I’m hungry, Kelly thought.
Mr. Franka discussed other variations of the third-person viewpoint. Then he said, “A few books use second person. But this is tough, and can be a bit of a gimmick.”
Sometimes, the writer could suck you right into the character so well that you were almost unaware of the viewpoint. You open the book and start reading. You feel like you’re actually in the story. You go right along with it. Though you probably agree that viewpoint can be used as a gimmick.
“And then there’s first person,” he said. “One of the characters tells the story.”
I listened as he talked about viewpoint for the rest of the period. It was all pretty interesting. I’d found that with some really good books, I had a hard time remembering what viewpoint they used.
As I was leaving class, Mr. Franka waved me up to his desk. “I’ll need your decision before the end of the month. How about you l
et me know by the twenty-fifth?”
“Sure,” I said. “No problem.” As I spoke those words, my mind searched for any clue to what he was talking about. I desperately needed a dose of omniscience, but his thoughts remained his own. Maybe if I could get him to talk some more, I’d get a hint. “You sure you don’t need it earlier?”
“No. That will give me plenty of time to gather the materials.”

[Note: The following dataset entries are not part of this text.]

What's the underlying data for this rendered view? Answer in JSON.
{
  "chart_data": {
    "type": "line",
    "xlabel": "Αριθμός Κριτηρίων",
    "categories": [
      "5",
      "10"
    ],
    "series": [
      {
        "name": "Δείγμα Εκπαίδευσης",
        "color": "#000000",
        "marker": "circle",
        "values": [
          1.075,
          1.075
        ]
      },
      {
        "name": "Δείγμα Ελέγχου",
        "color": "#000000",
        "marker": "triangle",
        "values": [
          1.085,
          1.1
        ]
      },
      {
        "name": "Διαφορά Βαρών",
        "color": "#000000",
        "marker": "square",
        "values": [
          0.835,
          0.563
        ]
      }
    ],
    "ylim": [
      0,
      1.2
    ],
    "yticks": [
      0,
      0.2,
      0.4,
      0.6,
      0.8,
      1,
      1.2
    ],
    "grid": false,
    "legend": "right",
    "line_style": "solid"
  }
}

“Yeah. I guess.” Still no real clue. “So, the twenty-fifth? Sure. I’ll make a note.” I hovered there, hoping he’d say something else.
When he didn’t, I headed for the door. I was almost out of the room when he said, “Scott?”
“Yeah?”
He pointed to the wall above the blackboard. I saw a poster that said april is national poetry month. I’d completely forgotten that I was supposed to come up with our topic for that month.
“You didn’t forget, did you?” he asked.
“Of course not.”
Thank goodness he wasn’t omniscient either.
March 3
It’s quiet. Bobby’s out somewhere. Mom and Dad went for a drive in the ‘vette, which is actually almost running. Dad’s put a ton of work into it. So has Bobby. Mom could hardly squeeze in the passenger seat. It was like watching someone stuff a roll of socks into a paper-towel tube.
My mind’s been stuck on the weirdest thing. The other day, I almost got in a fight with Danny. I’m glad I didn’t. Not because I’m afraid. But I was thinking. He’s already really unpopular. What if he got so upset about losing a fight that he tried to kill himself? It would be my fault.
I should go visit Mouth again.
The school finally found a new Spanish teacher. Ms. Phong seemed very nice. She smiled a lot. We communicated with gestures since she didn’t appear to understand English.
Even so, I was happy to see her because I was getting tired of doing calisthenics in class and hearing Mr. Cravutto shout, “Suck it up, bambinos.”
Nobody had the guts to tell him that bambinos wasn’t Spanish.
I went to the town library after school and spent a couple hours trying to figure out what we should study in English next month. We’d already covered everything I could think of.